WHO officially named the virus COVID-19 with chief Tedros Adhanom Ghebreyesus explaining that "co" is for "corona", "vi" for "virus, and "d" for "disease." The "19" is for the year the virus was identified. 

The name is intended to eradicate any association of the virus to a specific region or race, not even with any animal species. The move was to ensure that there will be no stigma or xenophobia. 

People worldwide tend to blame the spread of the virus with the Chinese. Hate and racism were rampant as the virus spread outside of the Asian region. The COVID-19 jumped to humans purportedly because of illegal wildlife trade in the country.

Those who look into the outbreak more objectively explained that wildlife black market is rampant all over the world. There are other countries where exotic meat is consumed. Coronavirus has been present since ancient times and it just so happen that exotic animals who supposedly spread the COVID-19 were rampant in Wuhan, where the virus is suspected to have infected patient zero.

WHO called against racism and xenophobia. The organization does not even favor the travel bans implemented by many countries.

The fatality rate in the country is now at 2 percent. Most of these people are elderly and with existing respiratory ailment. 
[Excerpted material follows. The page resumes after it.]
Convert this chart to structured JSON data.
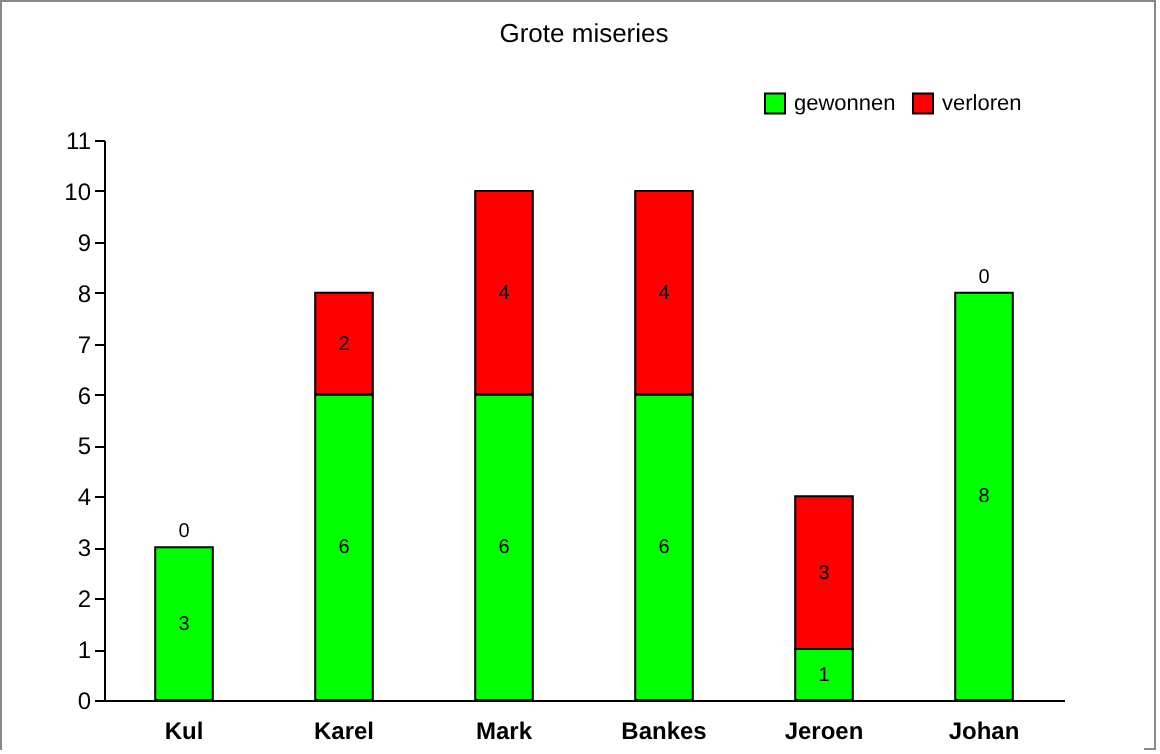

The country, which is home to billions of population, currently has cinemas shutdown even inside its major cities. Theater owners said they have not felt the decline this blatant in about 20 years. Even SARS wasn't able to shut down cinemas, unlike today with the COVID-19

Even the biggest names have yielded to the outbreak. Hilton said it closed 150 hotel rooms in China. If the outbreak persists for the next three to six months and then given another length for a recovery period, Hilton could bleed out between $25 million to %50 million.

To date, more than 300 companies are asking for bank loans. In total, the banks could issue loans amounting to $8.2 billion. Even food delivery giant Meituan Dianping is said to be seeking loans. Others who are looking into financial loans are smartphone maker Xiaomi Corp and Didi Chuxing technology. At the same time, Xinchao Media said it has let go of 500 employees while restaurant chain Xibei can no longer pay its 20,000 staff. 

The outlook is dimmer for small businesses in China and the worst for the residents. Food prices have so far increased by 20%. China's consumer price index climbed 5.4% compared to the same period last year. Pork prices jumped to 116% and vegetables at 17%.